FROM THE ADVANCING CLIMATE JUSTICE CONFERENCE.
The “Advancing Climate Justice” conference at Fordham University in New York City (organized by the NY-based environmental justice group WE ACT) today and tomorrow, is billed as an attempt to raise awareness about the need to protect vulnerable communities from the consequences of climate change. Within that rubric, they’ve wasted little time exposing their advocacy for a carbon tax bill.
Dr. James Hansen, leading siren on the dangers of global warming, didn’t make the opening session due to sickness, and he undoubtedly was invited in some part due to his aggressive advocacy for a carbon tax regime as opposed to a cap-and-trade regime.

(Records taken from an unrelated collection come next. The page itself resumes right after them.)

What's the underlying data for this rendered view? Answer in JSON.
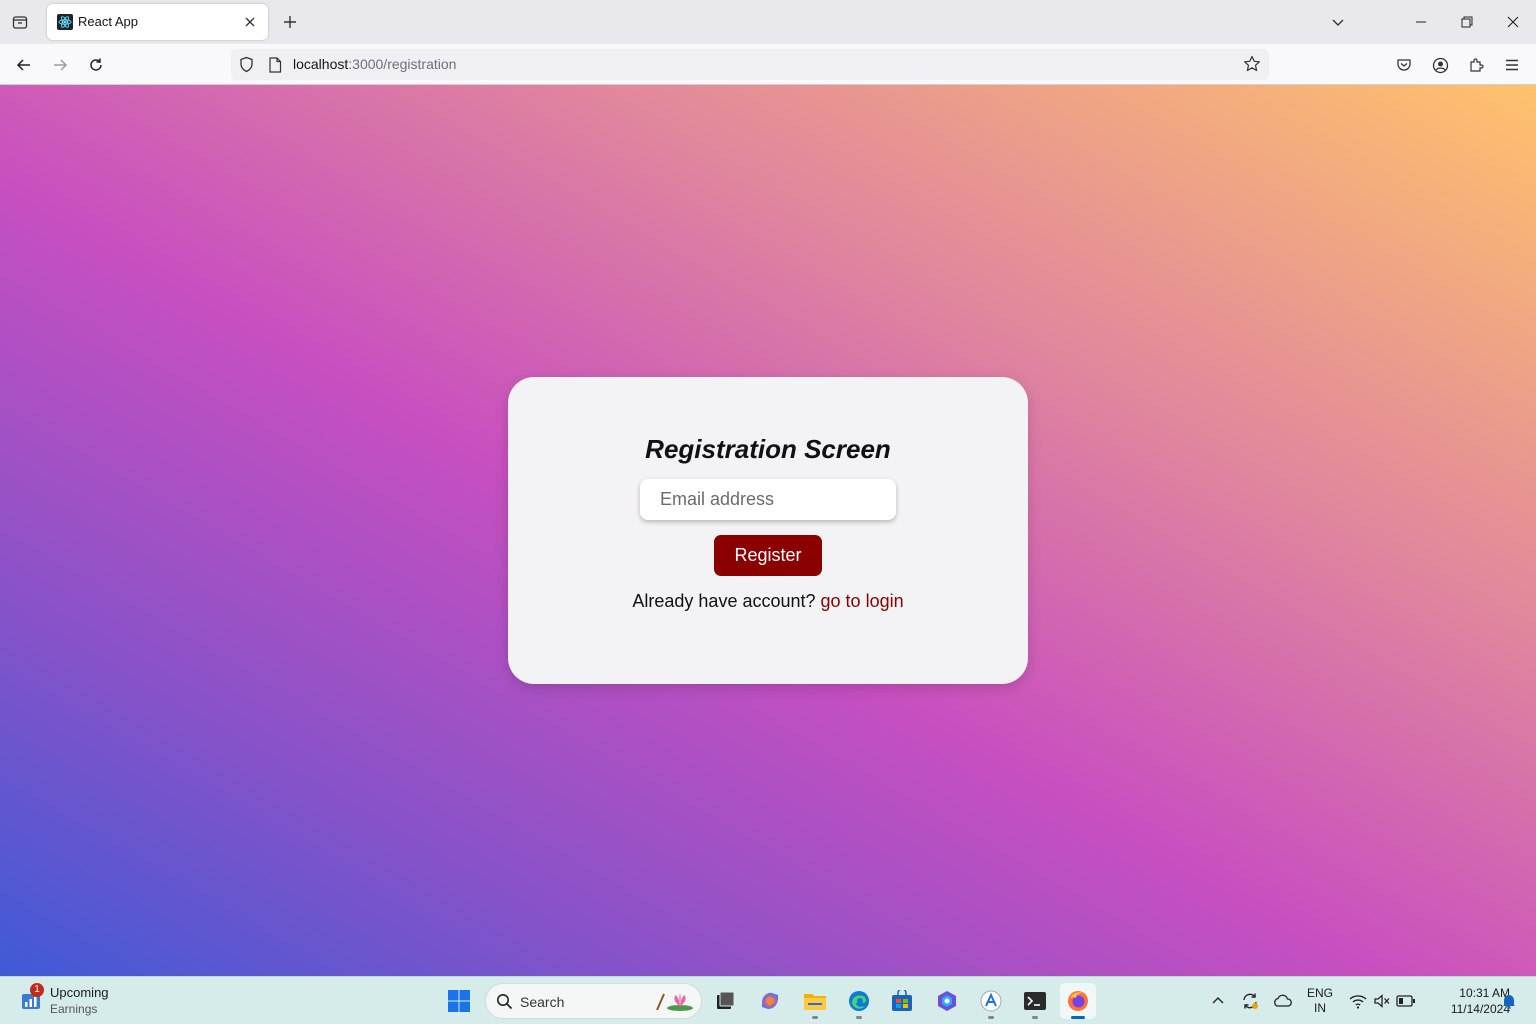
{
  "browser": {
    "tab_title": "React App",
    "url_host": "localhost",
    "url_path": ":3000/registration"
  },
  "registration": {
    "title": "Registration Screen",
    "email_placeholder": "Email address",
    "email_value": "",
    "register_label": "Register",
    "login_prompt": "Already have account?",
    "login_link": "go to login"
  },
  "taskbar": {
    "widget_badge": "1",
    "widget_title": "Upcoming",
    "widget_subtitle": "Earnings",
    "search_label": "Search",
    "language_line1": "ENG",
    "language_line2": "IN",
    "time": "10:31 AM",
    "date": "11/14/2024",
    "apps": [
      "task-view",
      "copilot",
      "file-explorer",
      "edge",
      "store",
      "photos",
      "app-a",
      "terminal",
      "firefox"
    ]
  },
  "colors": {
    "accent_red": "#8b0000",
    "gradient": [
      "#3f5ad6",
      "#8a52c8",
      "#c84fc0",
      "#e1889c",
      "#fec26c"
    ]
  }
}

Cecil Corbin-Mark, of WE ACT, filled right in, asserting that the carbon tax is the preferable option for poor and minority communities. He argues that under cap-and-trade, the biggest polluters will have the most leeway to continue polluting in neighborhoods that have already suffered the worst health impacts from existing pollution. He also expressed a fundamental distrust with a market-based approach to dealing with carbon emissions, a distrust shared among most of the EJ activists here judging by the applause.
He also expressed that EJ activists and the communities they represent felt left out of the discussions that led to the existing cap-and-trade programs, specifically the Regional Greenhouse Gas Initiative, which includes ten northeastern states. Lisa Jackson, the new EPA head and a respected colleague of many of the people here, is a RGGI board member and will be addressing the conference tomorrow.

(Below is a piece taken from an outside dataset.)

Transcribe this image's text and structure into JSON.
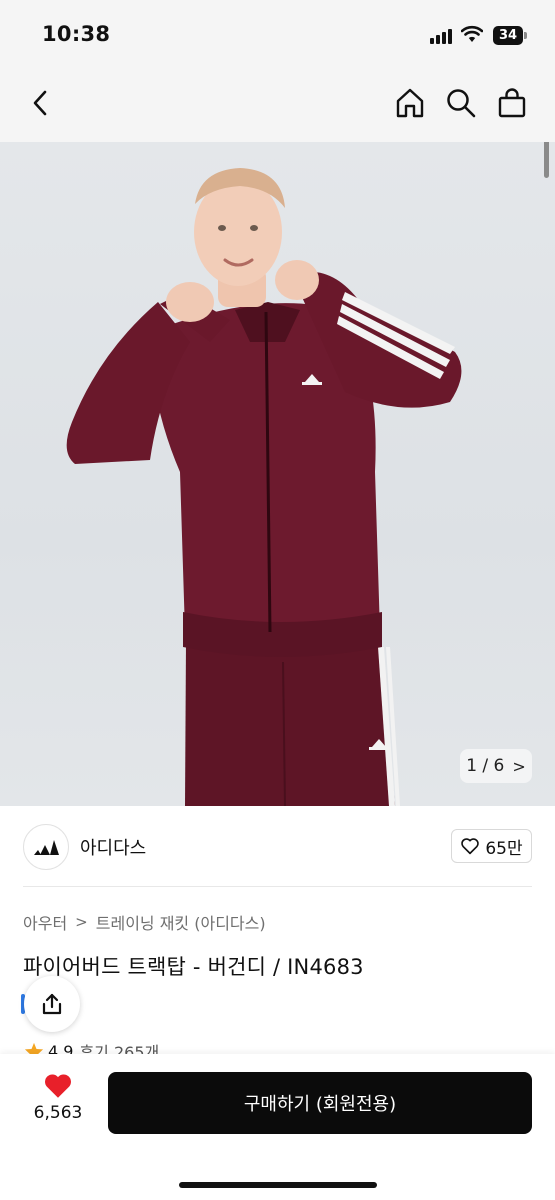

It will be interesting to see how Jackson frames her support and involvement in the RGGI cap-and-trade program (support she reiterated during her confirmation hearings) before an audience that opposes it.

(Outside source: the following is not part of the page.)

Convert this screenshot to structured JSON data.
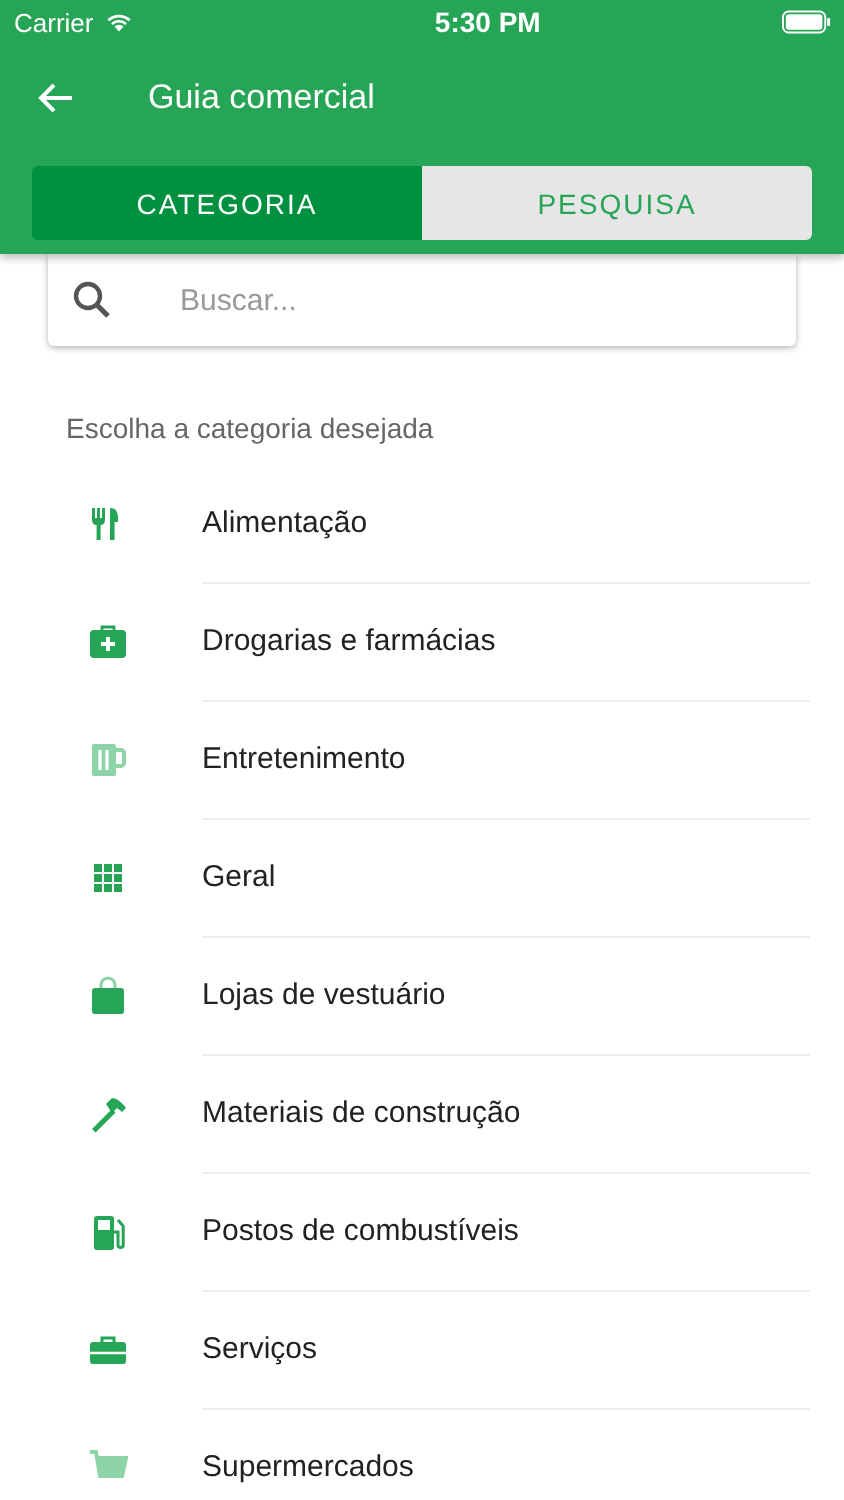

According to Corbin-Mark, carbon tax legislation “allows transparency … where all Americans knows who’s collecting the taxes, and how they are spent,” with a greater possibility that the tax revenue will go toward renewable energy projects, green jobs and economic relief for the poor. Now that the cap and trade legislation seems to be moving ahead, Corbin-Mark said EJ activists are positioning themselves to ensure the dividends go toward the same purposes.
--Brentin Mock
Feeds: 


COMMENTS (3)
What do they think a carbon tax is? IT'S A MARKET-BASED SYSTEM FOR REDUCING CARBON DIOXIDE EMISSIONS!! And since the connection between a carbon tax and emissions isn't as direct as a cap-and-trade system, there's even less control over specific emission sources.
Look, there are real impacts on local communities from industrial pollution. However, emissions of carbon dioxide isn't one of them. It's not a pollutant that has localized impacts.
Environmental justice advocates do themselves, and their movement, no favors when they stop focusing on those issues that really do impact the surrounding communities.
Posted by: kjblair | January 29, 2009 4:52 PM
The bottom line is that a revenue-neutral carbon tax is not susceptible to the evasion and market manipulation that plague cap and trade systems.
Posted by: SallyVCrockett | January 30, 2009 7:20 AM
But it's less effective at actually reducing carbon dioxide emissions because there's no direct link between tax rates and emissions. And any tax is susceptible to evasion so that problem still exists.
There is no perfect scheme to reduce greenhouse gas emissions. I suspect that ultimately we'll have aspects of all three approaches (cap-and trade, taxation and direct regulation) since there are flaws in each.